Голос Билла Кэдогана разрывает приятную атмосферу, словно меч — воздух. Кларк надеется, что у Рейвен и остальных всё получилось.

— У меня есть к вам множество вопросов, а ещё больше к вашим друзьям, которые что-то забыли в моём кабинете.

Сердце ухает в пятки, стоит ей обернуться. Вышеупомянутые уже проклинают охранников, которых удерживают их за локти и предплечья. Толпа перешептывается.

×××

Он ненавидит это. То, что вырывается из горла, немой крик утопающего. Мольба.

— Кларк, мне…

Гриффин оборачивается, ткань её платья шуршит, и голубые глаза озадаченно смотрят на него. Чувствует это по тому, как появляются подкожные иглы. Пистолет крепко зажат в руке. Он жмурится, пытаясь взять под контроль собственный разум, но тот чудовищен. Посылает предательские картинки, размытые, расфокусированные, быстрым шлейфом летящие перед глазами. Боль заполняет его желудок и становится трудно дышать. Здесь спертый, влажный и плотный воздух. Таким не дышат — задыхаются. Запах пороха смешивается с потом и чувством стыда, жаркой волной поднимающейся вверх по спине, шее и горлу. Царапина на предплечье последнее, что тревожит.

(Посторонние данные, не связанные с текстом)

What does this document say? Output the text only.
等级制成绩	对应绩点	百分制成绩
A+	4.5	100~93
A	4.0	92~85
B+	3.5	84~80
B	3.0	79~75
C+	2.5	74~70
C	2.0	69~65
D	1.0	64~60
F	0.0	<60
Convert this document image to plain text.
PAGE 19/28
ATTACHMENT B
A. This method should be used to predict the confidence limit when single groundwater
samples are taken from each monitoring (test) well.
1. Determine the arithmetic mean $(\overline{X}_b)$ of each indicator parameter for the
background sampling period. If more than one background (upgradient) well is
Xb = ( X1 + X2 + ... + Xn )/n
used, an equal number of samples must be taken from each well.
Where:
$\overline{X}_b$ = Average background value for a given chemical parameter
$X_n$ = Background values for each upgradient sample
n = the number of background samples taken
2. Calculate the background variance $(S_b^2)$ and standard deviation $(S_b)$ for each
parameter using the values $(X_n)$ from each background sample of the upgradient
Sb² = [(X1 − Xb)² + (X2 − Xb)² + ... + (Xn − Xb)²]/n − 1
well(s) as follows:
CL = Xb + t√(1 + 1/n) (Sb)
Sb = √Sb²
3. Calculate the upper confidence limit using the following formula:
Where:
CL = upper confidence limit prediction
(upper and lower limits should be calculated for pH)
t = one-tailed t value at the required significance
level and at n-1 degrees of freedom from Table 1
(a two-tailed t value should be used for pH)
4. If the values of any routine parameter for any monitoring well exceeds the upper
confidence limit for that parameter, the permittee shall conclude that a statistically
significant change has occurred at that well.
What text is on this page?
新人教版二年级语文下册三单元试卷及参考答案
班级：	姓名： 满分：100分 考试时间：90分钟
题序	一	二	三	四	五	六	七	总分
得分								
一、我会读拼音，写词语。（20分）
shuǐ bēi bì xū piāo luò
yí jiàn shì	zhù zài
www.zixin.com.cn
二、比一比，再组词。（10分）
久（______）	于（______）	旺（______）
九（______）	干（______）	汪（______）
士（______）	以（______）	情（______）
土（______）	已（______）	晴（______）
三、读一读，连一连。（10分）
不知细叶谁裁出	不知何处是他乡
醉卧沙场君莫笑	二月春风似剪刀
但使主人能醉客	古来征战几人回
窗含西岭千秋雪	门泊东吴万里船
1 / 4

Без неё он не справится. Без своего проклятия ему даже не встать на ноги, не сделать вдох. Гребаная ирония.

— Что такое? — спокойный вопрос во время перестрелки.

— У меня, кажется, паническая атака, — выплевывает жёстко, как обвинение, хотя режущая и кромсающая боль едва не вынуждает его скулить.

Беллами стекает по стене, едва не задев картину, баснословно дорогущую наверняка, упирается вспотевшими, слабыми ладонями в пол и поверхностно дышит. Жар обволакивает его, рубашка прилипает к взмокшей спине, а по вискам стекают капли пота. Гриффин присаживается на колени рядом, мягкая и тёплая. Ему даже смотреть на неё не надо, всё равно в голове чётко вырисовывается она, безупречная и прекрасная, привлекательная и убийственная. В этом платье, от которого хочешь — взгляда не отведешь. Пульсация вытаскивает это из недр мозга, решившего сыграть в ящик, по всей видимости. По ладонями фантомно, призрачными вспышками взрывается ощущение её кожи, её чертового тела. Внутри затягивается узел.

— Послушай меня, — её пальцы аккуратно приподнимают налитую свинцом голову, пока веки Беллами подрагивают.